The two things, i.e. using class_weight=balanced
, and the specific accuracy measure (balanced or not) you will choose to assess your results, are actually irrelevant between them.
Starting from the latter: classification performance metrics like the accuracy (in any version) are not involved in any way in model fitting - only the loss does; you may find my answer in Loss & accuracy - Are these reasonable learning curves? useful in clarifying the relation between these two quantities (although the discussion there is about Keras, the rationale is in fact generally applicable). The exact performance metric to choose depends on your actual business problem, and it is not actually part of the modelling problem. Moreover, as already said, it will not affect the training in any way.
Employing class_weight
, on the other hand, will affect how the algorithm weights the samples belonging to different classes for computing the loss during training, and that's all; it is neither applicable during inference (when the classes are actually unknown), nor it has anything to do with how (i.e. using what metric) we will do our performance assessment (which, again, is part of the business problem and not the modelling).

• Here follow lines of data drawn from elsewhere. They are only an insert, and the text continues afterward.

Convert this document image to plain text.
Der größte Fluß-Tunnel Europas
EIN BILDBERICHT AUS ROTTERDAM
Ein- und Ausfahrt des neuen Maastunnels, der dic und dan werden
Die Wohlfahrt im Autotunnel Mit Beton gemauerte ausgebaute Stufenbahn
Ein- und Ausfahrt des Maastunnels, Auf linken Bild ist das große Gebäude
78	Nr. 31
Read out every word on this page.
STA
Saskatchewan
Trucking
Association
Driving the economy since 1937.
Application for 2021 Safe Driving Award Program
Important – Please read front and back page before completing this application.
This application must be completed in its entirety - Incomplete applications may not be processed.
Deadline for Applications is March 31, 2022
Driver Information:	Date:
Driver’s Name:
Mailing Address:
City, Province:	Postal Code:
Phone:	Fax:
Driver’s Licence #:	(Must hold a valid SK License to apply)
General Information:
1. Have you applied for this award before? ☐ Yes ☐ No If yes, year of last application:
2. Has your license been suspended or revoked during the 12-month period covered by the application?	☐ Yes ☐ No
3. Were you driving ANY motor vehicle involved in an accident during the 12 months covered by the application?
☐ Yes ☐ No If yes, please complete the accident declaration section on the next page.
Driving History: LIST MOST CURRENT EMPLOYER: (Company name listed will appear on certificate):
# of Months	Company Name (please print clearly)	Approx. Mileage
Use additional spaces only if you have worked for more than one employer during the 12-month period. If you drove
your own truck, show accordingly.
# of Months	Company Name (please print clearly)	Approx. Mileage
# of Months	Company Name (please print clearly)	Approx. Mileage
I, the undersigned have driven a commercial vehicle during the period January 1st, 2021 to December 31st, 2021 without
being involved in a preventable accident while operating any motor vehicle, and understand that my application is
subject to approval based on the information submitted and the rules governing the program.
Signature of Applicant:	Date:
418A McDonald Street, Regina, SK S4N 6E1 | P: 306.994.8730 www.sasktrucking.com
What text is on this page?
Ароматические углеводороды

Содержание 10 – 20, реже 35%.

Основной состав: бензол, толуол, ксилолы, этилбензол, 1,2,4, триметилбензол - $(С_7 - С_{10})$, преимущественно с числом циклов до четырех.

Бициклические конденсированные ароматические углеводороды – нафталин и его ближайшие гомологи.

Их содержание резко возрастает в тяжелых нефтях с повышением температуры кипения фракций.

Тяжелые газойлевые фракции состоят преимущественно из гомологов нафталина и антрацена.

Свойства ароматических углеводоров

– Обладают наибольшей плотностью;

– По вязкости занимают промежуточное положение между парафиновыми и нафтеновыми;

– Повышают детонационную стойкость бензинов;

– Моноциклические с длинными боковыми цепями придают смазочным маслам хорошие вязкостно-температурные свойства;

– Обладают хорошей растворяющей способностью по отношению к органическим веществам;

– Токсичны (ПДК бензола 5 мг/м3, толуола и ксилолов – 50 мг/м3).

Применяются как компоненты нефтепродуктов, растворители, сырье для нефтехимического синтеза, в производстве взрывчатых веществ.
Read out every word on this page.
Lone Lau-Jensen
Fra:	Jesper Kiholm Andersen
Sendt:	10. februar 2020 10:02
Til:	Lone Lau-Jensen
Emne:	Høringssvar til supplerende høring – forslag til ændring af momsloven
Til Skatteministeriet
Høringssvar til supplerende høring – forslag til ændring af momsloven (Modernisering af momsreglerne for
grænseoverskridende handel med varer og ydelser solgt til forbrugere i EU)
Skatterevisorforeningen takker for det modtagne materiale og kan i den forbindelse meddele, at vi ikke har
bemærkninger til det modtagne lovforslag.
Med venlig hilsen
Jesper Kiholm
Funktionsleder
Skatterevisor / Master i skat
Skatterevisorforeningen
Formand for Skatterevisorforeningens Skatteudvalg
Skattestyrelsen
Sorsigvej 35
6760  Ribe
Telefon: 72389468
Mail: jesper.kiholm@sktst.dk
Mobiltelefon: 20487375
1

All in all, all combinations are in principle valid here: using class_weight='balanced'
(alone or possibly combined with sample_weight
) or not with either of the two versions of the accuracy (simple or balanced). Or, to answer the question as posed in the title - it can, but it doesn't need to.
Speaking of sample_weight
: if you choose to use it with the fit()
method of Logistic Regression, and you furthermore choose to use the balanced accuracy (which requires a sample_weight
argument), it would certainly sound reasonable to use common values for both; but again, this is just that - a reasonable approach, not a rule or a strict requirement, and you should feel free not to do so if you have reasons not to.
Let me explicitly clarify that what is said above stems from very fundamental principles; it is thus generally applicable, and it has nothing specifically to do with any scikit-learn internals.